- The Washington Times - Wednesday, August 2, 2000

The distorted and deteriorating murals that form a backdrop for the country's most prized documents the Declaration of Independence, Constitution and Bill of Rights will be repaired.

Yesterday, the National Archives announced that a $500,000 grant from the National Park Service's Save America's Treasures Historic Preservation Fund will allow the restoration to proceed.

"This award will go a long way in helping to save these important artworks," said John W. Carlin, archivist of the United States, in a prepared statement. "When the Rotunda renovation is complete, these restored murals will once again welcome millions of visitors and help to educate and inspire Americans about the Charters of Freedom."

The mural restoration, which will cost an estimated $3.6 million, is part of the first renovation project for the building that opened in 1935.

The murals decorate the circular walls of the Rotunda exhibition gallery, where the Charters of Freedom are housed in glass cases.

The murals, painted by Barry Faulkner in 1936, depict James Madison presenting the final draft of the Constitution to George Washington and the presentation of the Declaration of Independence to John Hancock. Both pieces each 12 feet high and 35 feet long have deteriorated and buckled, due to humidity, over the years.

"It's the canvas that's popped off the wall … about 30 percent of the mural is off the wall, we've estimated," said Susan Cooper, a spokeswoman for the National Archives.

The Exhibition Gallery, on the Constitution Avenue side of the building, will close July 5, 2001, and will reopen sometime in 2003. The research rooms, on the Pennsylvania Avenue side of the building, will remain open during the renovation.

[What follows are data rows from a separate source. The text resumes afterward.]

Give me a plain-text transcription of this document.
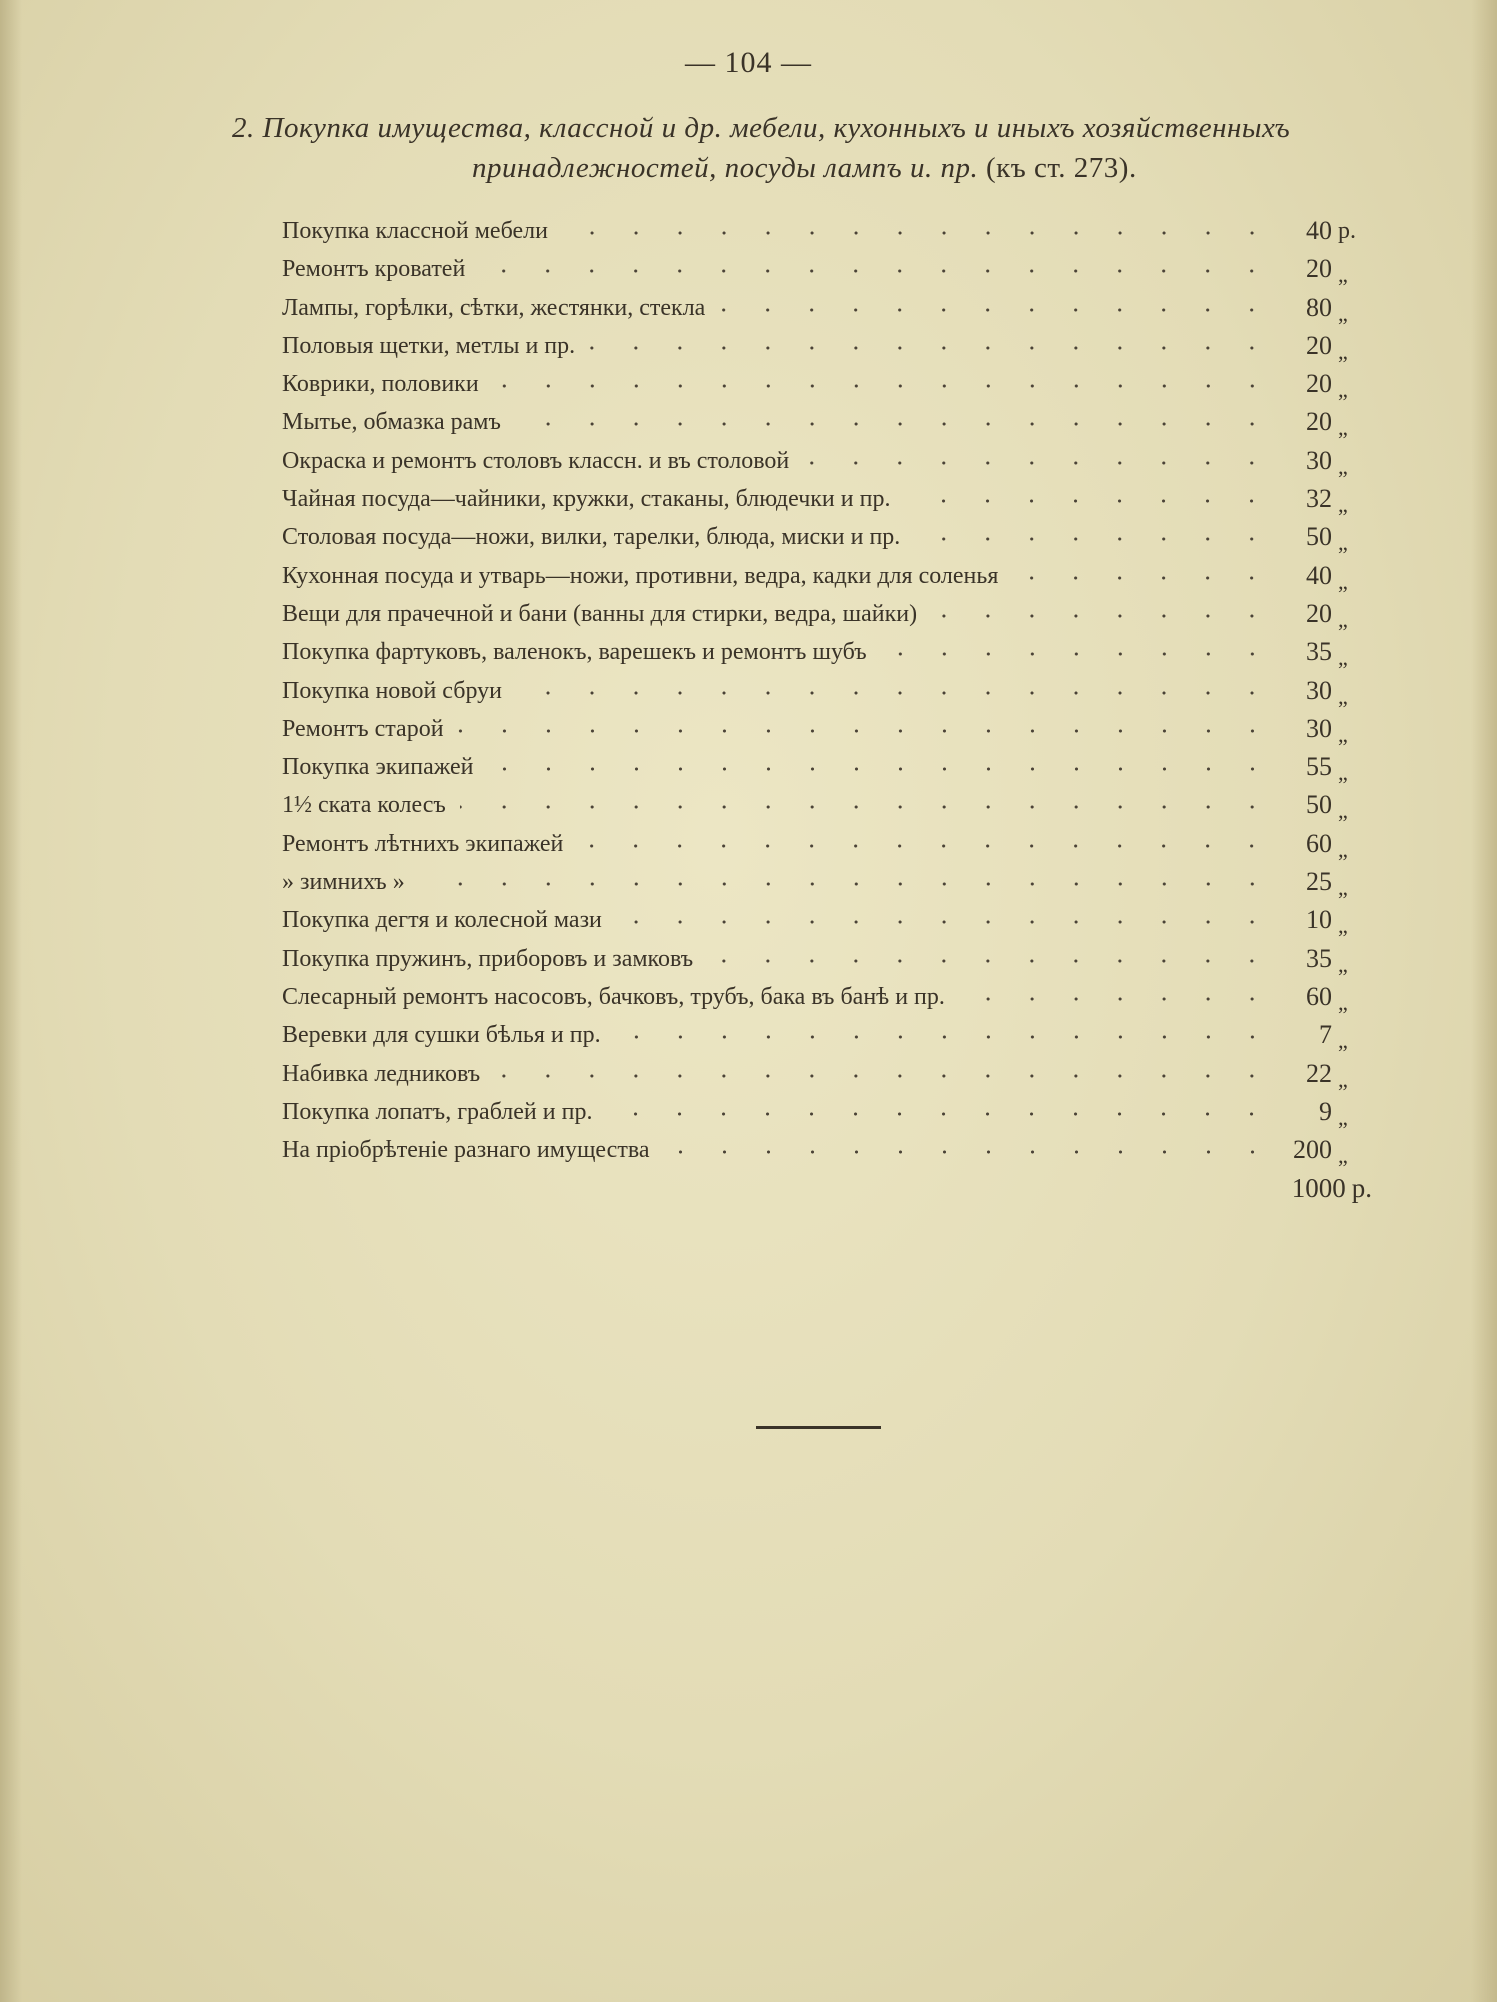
— 104 —
2. Покупка имущества, классной и др. мебели, кухонныхъ и иныхъ хозяйственныхъ
принадлежностей, посуды лампъ и. пр. (къ ст. 273).
Покупка классной мебели	40 р.
Ремонтъ кроватей	20 „
Лампы, горѣлки, сѣтки, жестянки, стекла	80 „
Половыя щетки, метлы и пр.	20 „
Коврики, половики	20 „
Мытье, обмазка рамъ	20 „
Окраска и ремонтъ столовъ классн. и въ столовой	30 „
Чайная посуда—чайники, кружки, стаканы, блюдечки и пр.	32 „
Столовая посуда—ножи, вилки, тарелки, блюда, миски и пр.	50 „
Кухонная посуда и утварь—ножи, противни, ведра, кадки для соленья	40 „
Вещи для прачечной и бани (ванны для стирки, ведра, шайки)	20 „
Покупка фартуковъ, валенокъ, варешекъ и ремонтъ шубъ	35 „
Покупка новой сбруи	30 „
Ремонтъ старой	30 „
Покупка экипажей	55 „
1½ ската колесъ	50 „
Ремонтъ лѣтнихъ экипажей	60 „
» зимнихъ »	25 „
Покупка дегтя и колесной мази	10 „
Покупка пружинъ, приборовъ и замковъ	35 „
Слесарный ремонтъ насосовъ, бачковъ, трубъ, бака въ банѣ и пр.	60 „
Веревки для сушки бѣлья и пр.	7 „
Набивка ледниковъ	22 „
Покупка лопатъ, граблей и пр.	9 „
На пріобрѣтеніе разнаго имущества	200 „
1000 р.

The murals will be removed from the wall and transported to a laboratory, where they will be relaxed and flattened, Ms. Cooper said. Varnish will be cleaned from the surface of the murals and some mending will refresh their appearance. A 10-inch-wide, U-shaped cut in the Declaration of Independence mural will be retouched.

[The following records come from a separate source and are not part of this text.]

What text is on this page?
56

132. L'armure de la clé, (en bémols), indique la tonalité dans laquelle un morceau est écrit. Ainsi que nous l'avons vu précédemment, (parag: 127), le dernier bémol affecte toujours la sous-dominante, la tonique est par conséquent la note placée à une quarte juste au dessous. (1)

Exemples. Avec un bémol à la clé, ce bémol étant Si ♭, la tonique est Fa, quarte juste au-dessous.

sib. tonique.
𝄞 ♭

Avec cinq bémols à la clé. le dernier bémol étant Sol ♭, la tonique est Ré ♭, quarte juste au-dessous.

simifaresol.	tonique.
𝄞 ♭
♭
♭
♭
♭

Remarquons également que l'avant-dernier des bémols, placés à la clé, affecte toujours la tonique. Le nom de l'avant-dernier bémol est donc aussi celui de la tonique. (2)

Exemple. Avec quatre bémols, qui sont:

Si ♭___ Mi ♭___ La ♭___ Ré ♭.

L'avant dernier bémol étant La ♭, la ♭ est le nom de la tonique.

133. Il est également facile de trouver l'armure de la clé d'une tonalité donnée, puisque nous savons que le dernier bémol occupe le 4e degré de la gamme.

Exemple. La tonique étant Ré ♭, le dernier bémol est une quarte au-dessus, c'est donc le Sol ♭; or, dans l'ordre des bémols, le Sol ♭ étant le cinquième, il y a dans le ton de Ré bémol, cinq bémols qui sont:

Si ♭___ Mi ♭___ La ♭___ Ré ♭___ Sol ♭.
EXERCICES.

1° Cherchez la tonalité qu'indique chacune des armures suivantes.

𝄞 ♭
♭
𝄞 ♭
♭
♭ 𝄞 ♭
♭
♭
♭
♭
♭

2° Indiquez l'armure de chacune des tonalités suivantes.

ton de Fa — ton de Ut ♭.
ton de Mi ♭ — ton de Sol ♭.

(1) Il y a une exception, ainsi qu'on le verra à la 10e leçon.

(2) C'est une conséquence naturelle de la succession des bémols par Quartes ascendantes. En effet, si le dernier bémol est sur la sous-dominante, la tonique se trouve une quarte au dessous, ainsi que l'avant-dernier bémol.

"We now have new kinds of techniques" to fix the murals, Ms. Cooper said. "Science has come a long way with preservation techniques."

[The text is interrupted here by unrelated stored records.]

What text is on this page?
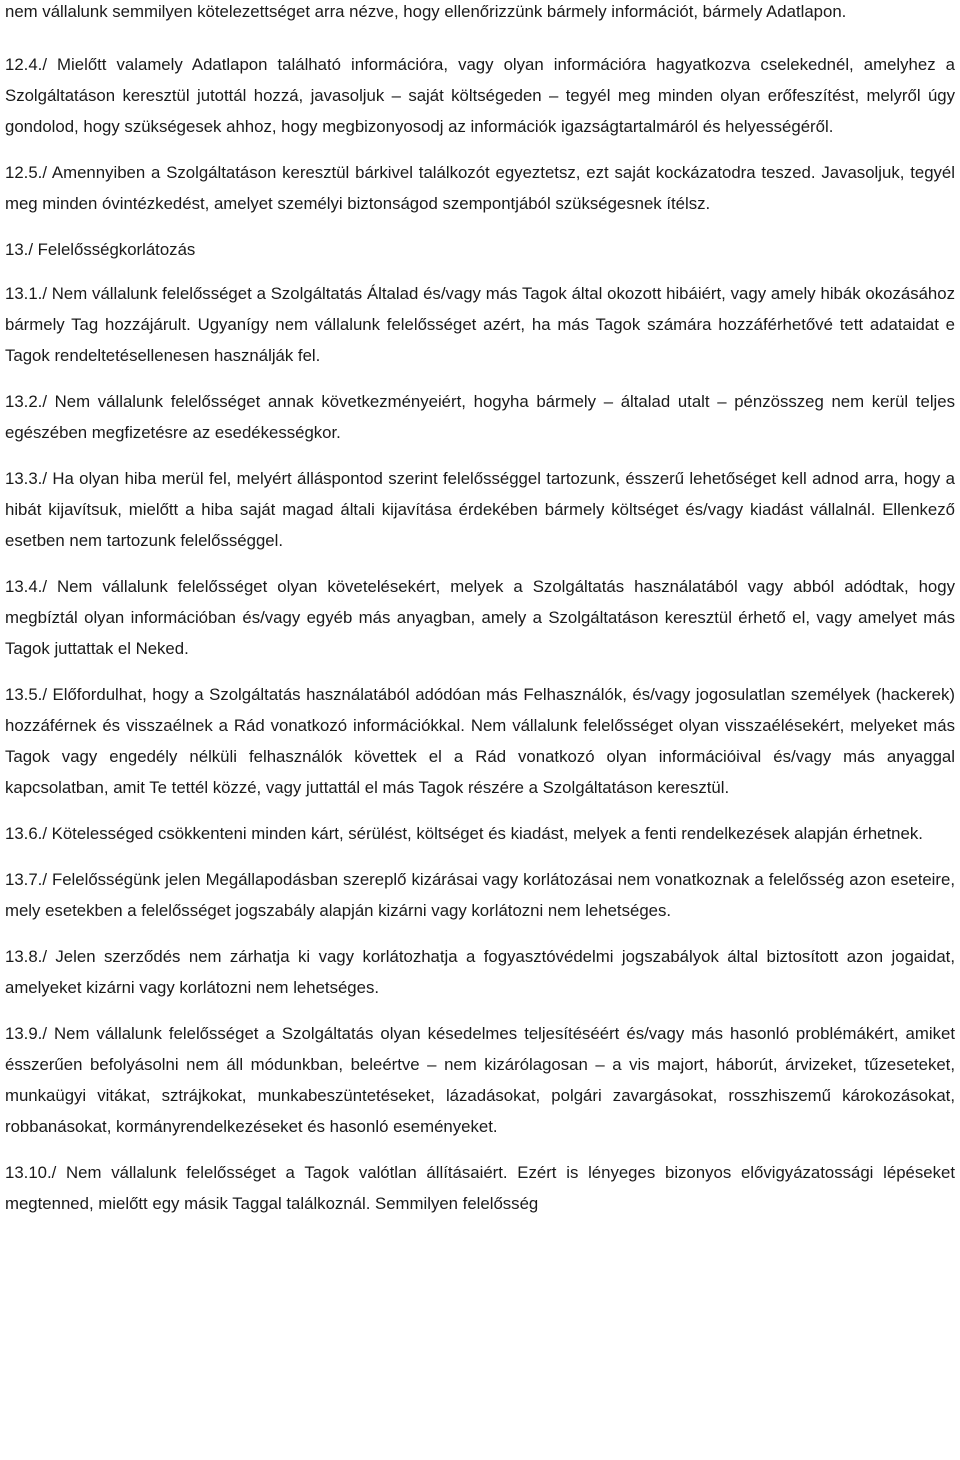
nem vállalunk semmilyen kötelezettséget arra nézve, hogy ellenőrizzünk bármely információt, bármely Adatlapon.

12.4./ Mielőtt valamely Adatlapon található információra, vagy olyan információra hagyatkozva cselekednél, amelyhez a Szolgáltatáson keresztül jutottál hozzá, javasoljuk – saját költségeden – tegyél meg minden olyan erőfeszítést, melyről úgy gondolod, hogy szükségesek ahhoz, hogy megbizonyosodj az információk igazságtartalmáról és helyességéről.

12.5./ Amennyiben a Szolgáltatáson keresztül bárkivel találkozót egyeztetsz, ezt saját kockázatodra teszed. Javasoljuk, tegyél meg minden óvintézkedést, amelyet személyi biztonságod szempontjából szükségesnek ítélsz.

13./ Felelősségkorlátozás

13.1./ Nem vállalunk felelősséget a Szolgáltatás Általad és/vagy más Tagok által okozott hibáiért, vagy amely hibák okozásához bármely Tag hozzájárult. Ugyanígy nem vállalunk felelősséget azért, ha más Tagok számára hozzáférhetővé tett adataidat e Tagok rendeltetésellenesen használják fel.

13.2./ Nem vállalunk felelősséget annak következményeiért, hogyha bármely – általad utalt – pénzösszeg nem kerül teljes egészében megfizetésre az esedékességkor.

13.3./ Ha olyan hiba merül fel, melyért álláspontod szerint felelősséggel tartozunk, ésszerű lehetőséget kell adnod arra, hogy a hibát kijavítsuk, mielőtt a hiba saját magad általi kijavítása érdekében bármely költséget és/vagy kiadást vállalnál. Ellenkező esetben nem tartozunk felelősséggel.

13.4./ Nem vállalunk felelősséget olyan követelésekért, melyek a Szolgáltatás használatából vagy abból adódtak, hogy megbíztál olyan információban és/vagy egyéb más anyagban, amely a Szolgáltatáson keresztül érhető el, vagy amelyet más Tagok juttattak el Neked.

13.5./ Előfordulhat, hogy a Szolgáltatás használatából adódóan más Felhasználók, és/vagy jogosulatlan személyek (hackerek) hozzáférnek és visszaélnek a Rád vonatkozó információkkal. Nem vállalunk felelősséget olyan visszaélésekért, melyeket más Tagok vagy engedély nélküli felhasználók követtek el a Rád vonatkozó olyan információival és/vagy más anyaggal kapcsolatban, amit Te tettél közzé, vagy juttattál el más Tagok részére a Szolgáltatáson keresztül.

13.6./ Kötelességed csökkenteni minden kárt, sérülést, költséget és kiadást, melyek a fenti rendelkezések alapján érhetnek.

13.7./ Felelősségünk jelen Megállapodásban szereplő kizárásai vagy korlátozásai nem vonatkoznak a felelősség azon eseteire, mely esetekben a felelősséget jogszabály alapján kizárni vagy korlátozni nem lehetséges.

13.8./ Jelen szerződés nem zárhatja ki vagy korlátozhatja a fogyasztóvédelmi jogszabályok által biztosított azon jogaidat, amelyeket kizárni vagy korlátozni nem lehetséges.

13.9./ Nem vállalunk felelősséget a Szolgáltatás olyan késedelmes teljesítéséért és/vagy más hasonló problémákért, amiket ésszerűen befolyásolni nem áll módunkban, beleértve – nem kizárólagosan – a vis majort, háborút, árvizeket, tűzeseteket, munkaügyi vitákat, sztrájkokat, munkabeszüntetéseket, lázadásokat, polgári zavargásokat, rosszhiszemű károkozásokat, robbanásokat, kormányrendelkezéseket és hasonló eseményeket.

13.10./ Nem vállalunk felelősséget a Tagok valótlan állításaiért. Ezért is lényeges bizonyos elővigyázatossági lépéseket megtenned, mielőtt egy másik Taggal találkoznál. Semmilyen felelősség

A wax resin adhesive, applied to the back of the canvas, will act as an interlayer between the canvas and the wall. This added layer will support the mural and facilitate removal in the future.

"I don't think [the mural] will look any different. It will just look better. It will certainly be cleaner and easier to see," Ms. Cooper said. The buckling has caused distortions that make clearly viewing the murals difficult, she said.

The complete renovation plans for the National Archives building will cost an estimated $88 million. The bill for federal funding is pending in Congress. The plan includes new encasements for the priceless original documents and building accessibility for the handicapped.

New heating, air conditioning and ventilation will replace systems that are up to 60 years old.

Planned additions to the building include a conference center, tour center, elevators, snack bar, gift shop and a theater. Some of the building projects, such as the theater and a new permanent exhibit near the Charters of Freedom exhibit will be privately funded.